Como prevenir a meningite?

As medidas de prevenção incluem desde cuidados gerais com higiene pessoal e evitar ambientes contaminados. Portanto, deve-se apostar em lavar bem as mãos, ventilação dos recintos e evitar aglomerações. As vacinas oferecem um grau adicional de proteção, sendo bastante importante também o bloqueio feito com antibióticos em pessoas que entraram em contato com pacientes doentes.

 

Quais são as diferenças entre as vacinas oferecidas na rede pública e nas clínicas particulares?

“O sistema público oferece quatro vacinas contra agentes causadores de meningite: a BCG (tuberculose), a pentavalente (hemófilo b), a meningocócica C e a pneumocócica. No sistema privado, há a possibilidade de vacinar contra outros subtipos do meningococo (tetravalente e B)”, informou o infectologista Barbosa.

 

Quem toma as vacinas está 100% imunizado?

Nenhuma vacina oferece 100% de proteção, pois depende da competência do sistema imune da pessoa para a fabricação dos anticorpos. Há o fato também que algumas vacinas protegem somente contra alguns subtipos do agente causador da infecção. “Porém, se uma grande quantidade de pessoas for vacinada, todos ganham, pois o agente infeccioso não consegue circular, já que a maioria estará imunizada”, comentou o infectologista Barbosa.

 

 

 

O que fazer em caso de suspeita da doença?

Deve-se procurar o mais rápido possível o atendimento médico como em um pronto-socorro.

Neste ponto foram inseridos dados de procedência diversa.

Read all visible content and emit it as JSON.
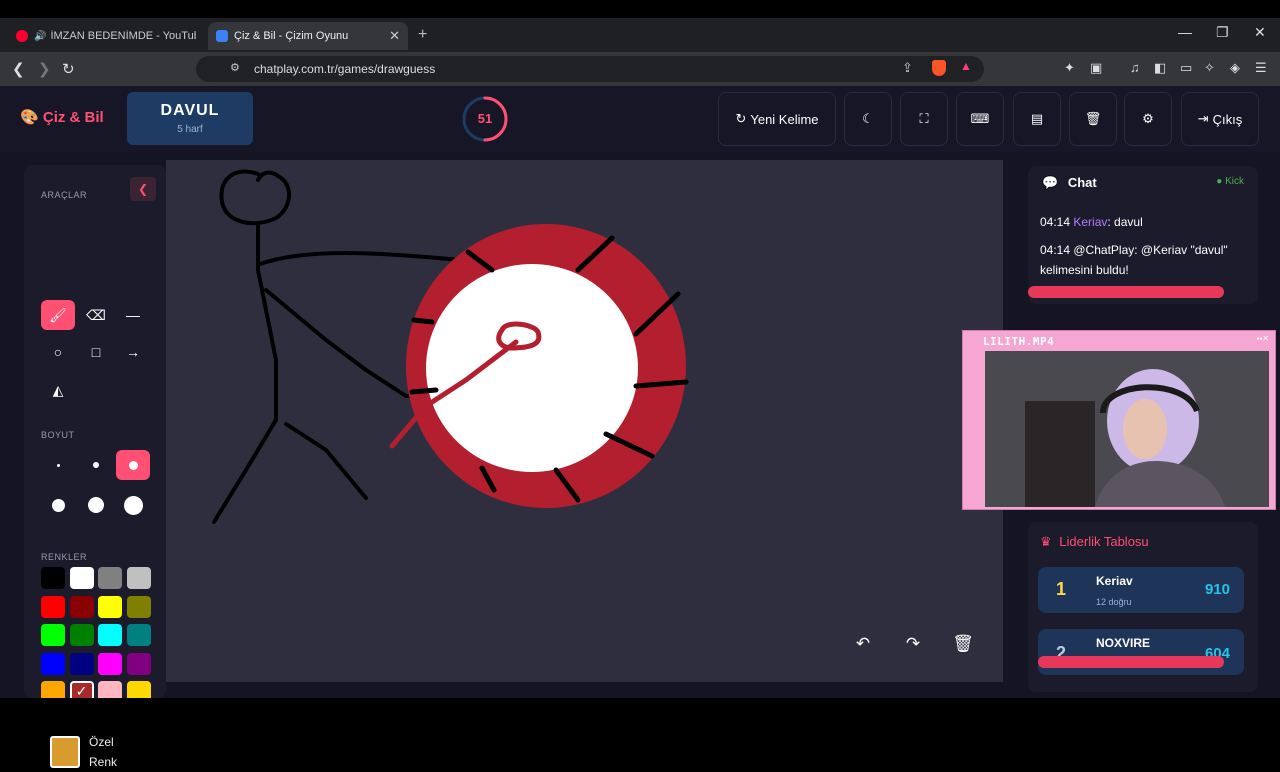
{
  "browser": {
    "tabs": [
      {
        "title": "İMZAN BEDENİMDE - YouTube M",
        "active": false
      },
      {
        "title": "Çiz & Bil - Çizim Oyunu",
        "active": true
      }
    ],
    "new_tab": "+",
    "url": "chatplay.com.tr/games/drawguess"
  },
  "header": {
    "brand": "Çiz & Bil",
    "word": "DAVUL",
    "word_hint": "5 harf",
    "timer": "51",
    "timer_progress": 0.5,
    "buttons": {
      "new_word": "Yeni Kelime",
      "exit": "Çıkış"
    }
  },
  "tools": {
    "section_tools": "ARAÇLAR",
    "section_size": "BOYUT",
    "section_colors": "RENKLER",
    "selected_tool": "brush",
    "colors": [
      "#000000",
      "#ffffff",
      "#808080",
      "#c0c0c0",
      "#ff0000",
      "#8b0000",
      "#ffff00",
      "#808000",
      "#00ff00",
      "#008000",
      "#00ffff",
      "#008080",
      "#0000ff",
      "#000080",
      "#ff00ff",
      "#800080",
      "#ffa500",
      "#a52a2a",
      "#ffb6c1",
      "#ffd700"
    ],
    "selected_color": "#a52a2a",
    "custom_color_label": "Özel Renk",
    "custom_color": "#d89b2e"
  },
  "chat": {
    "title": "Chat",
    "platform": "Kick",
    "messages": [
      {
        "time": "04:14",
        "user": "Keriav",
        "text": ": davul"
      },
      {
        "time": "04:14",
        "user": "@ChatPlay",
        "text": ": @Keriav \"davul\" kelimesini buldu!"
      }
    ]
  },
  "webcam": {
    "title": "LILITH.MP4"
  },
  "leaderboard": {
    "title": "Liderlik Tablosu",
    "rows": [
      {
        "rank": "1",
        "name": "Keriav",
        "sub": "12 doğru",
        "score": "910"
      },
      {
        "rank": "2",
        "name": "NOXVIRE",
        "sub": "",
        "score": "604"
      }
    ]
  }
}
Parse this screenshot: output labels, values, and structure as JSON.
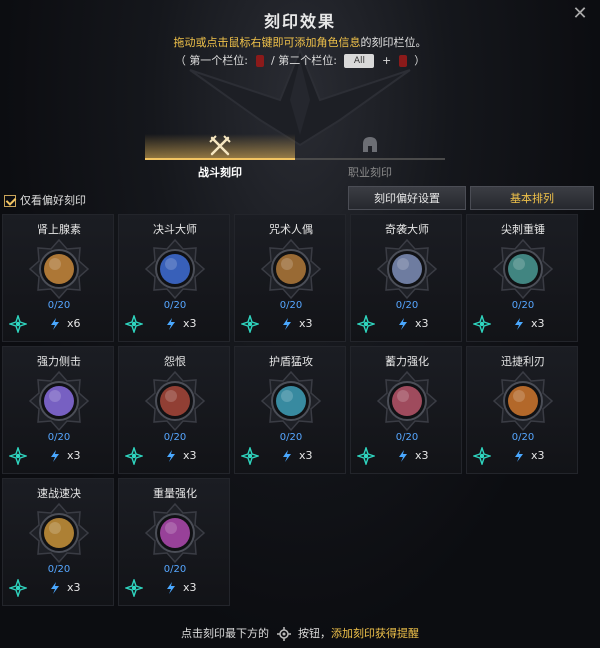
{
  "window": {
    "title": "刻印效果"
  },
  "hint": {
    "part1": "拖动或点击鼠标右键即可添加角色信息",
    "part2": "的刻印栏位。"
  },
  "slots": {
    "open": "（",
    "first_label": "第一个栏位:",
    "sep": "/",
    "second_label": "第二个栏位:",
    "select_value": "All",
    "plus": "+",
    "close": "）"
  },
  "tabs": [
    {
      "label": "战斗刻印",
      "icon": "crossed-swords-icon",
      "active": true
    },
    {
      "label": "职业刻印",
      "icon": "helmet-icon",
      "active": false
    }
  ],
  "filter": {
    "label": "仅看偏好刻印",
    "checked": true
  },
  "buttons": {
    "preference": "刻印偏好设置",
    "sort": "基本排列"
  },
  "engravings": [
    {
      "name": "肾上腺素",
      "progress": "0/20",
      "count": "x6",
      "color": "#c98a3c"
    },
    {
      "name": "决斗大师",
      "progress": "0/20",
      "count": "x3",
      "color": "#3f6fd6"
    },
    {
      "name": "咒术人偶",
      "progress": "0/20",
      "count": "x3",
      "color": "#b27a3a"
    },
    {
      "name": "奇袭大师",
      "progress": "0/20",
      "count": "x3",
      "color": "#7f8fb8"
    },
    {
      "name": "尖刺重锤",
      "progress": "0/20",
      "count": "x3",
      "color": "#4a9a94"
    },
    {
      "name": "强力侧击",
      "progress": "0/20",
      "count": "x3",
      "color": "#8a6fe0"
    },
    {
      "name": "怨恨",
      "progress": "0/20",
      "count": "x3",
      "color": "#a8483a"
    },
    {
      "name": "护盾猛攻",
      "progress": "0/20",
      "count": "x3",
      "color": "#3fa0b8"
    },
    {
      "name": "蓄力强化",
      "progress": "0/20",
      "count": "x3",
      "color": "#b8566a"
    },
    {
      "name": "迅捷利刃",
      "progress": "0/20",
      "count": "x3",
      "color": "#d0782e"
    },
    {
      "name": "速战速决",
      "progress": "0/20",
      "count": "x3",
      "color": "#c9943a"
    },
    {
      "name": "重量强化",
      "progress": "0/20",
      "count": "x3",
      "color": "#b04ab0"
    }
  ],
  "footer": {
    "part1": "点击刻印最下方的",
    "part2": "按钮，",
    "highlight": "添加刻印获得提醒"
  },
  "colors": {
    "accent": "#f0c24a",
    "progress": "#56a6ff",
    "add_icon": "#2fd6c0",
    "bolt": "#4aa8ff"
  }
}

Não adie a consulta, pois a precocidade do diagnóstico melhora o prognóstico.

 

O que caracteriza uma epidemia de meningite?

“A definição é técnica e se baseia em um aumento extraordinário de casos subitamente, muito acima do esperado para o período. Cada agente causador de meningite tem uma definição distinta, portanto”, esclareceu Barbosa.

 

Se uma pessoa da família está com meningite, deve ficar isolada?

A necessidade de isolamento depende de qual é o agente causador da doença, devendo partir da orientação do médico  ou da equipe de saúde responsável. “Em geral as meningites pelo meningococo e hemófilo merecem isolamento até a erradicação da bactéria no paciente. Outras causas como tuberculose e algumas infecções virais podem requerer isolamento. Como as meningites são de notificação compulsória, o sistema de vigilância epidemiológica local tem acesso ao reporte do caso e inicia uma busca aos contactantes (pessoas que tiveram contato com o doente). Em caso de necessidade, esses contactantes recebem medicação como profilaxia”, explicou Barbosa.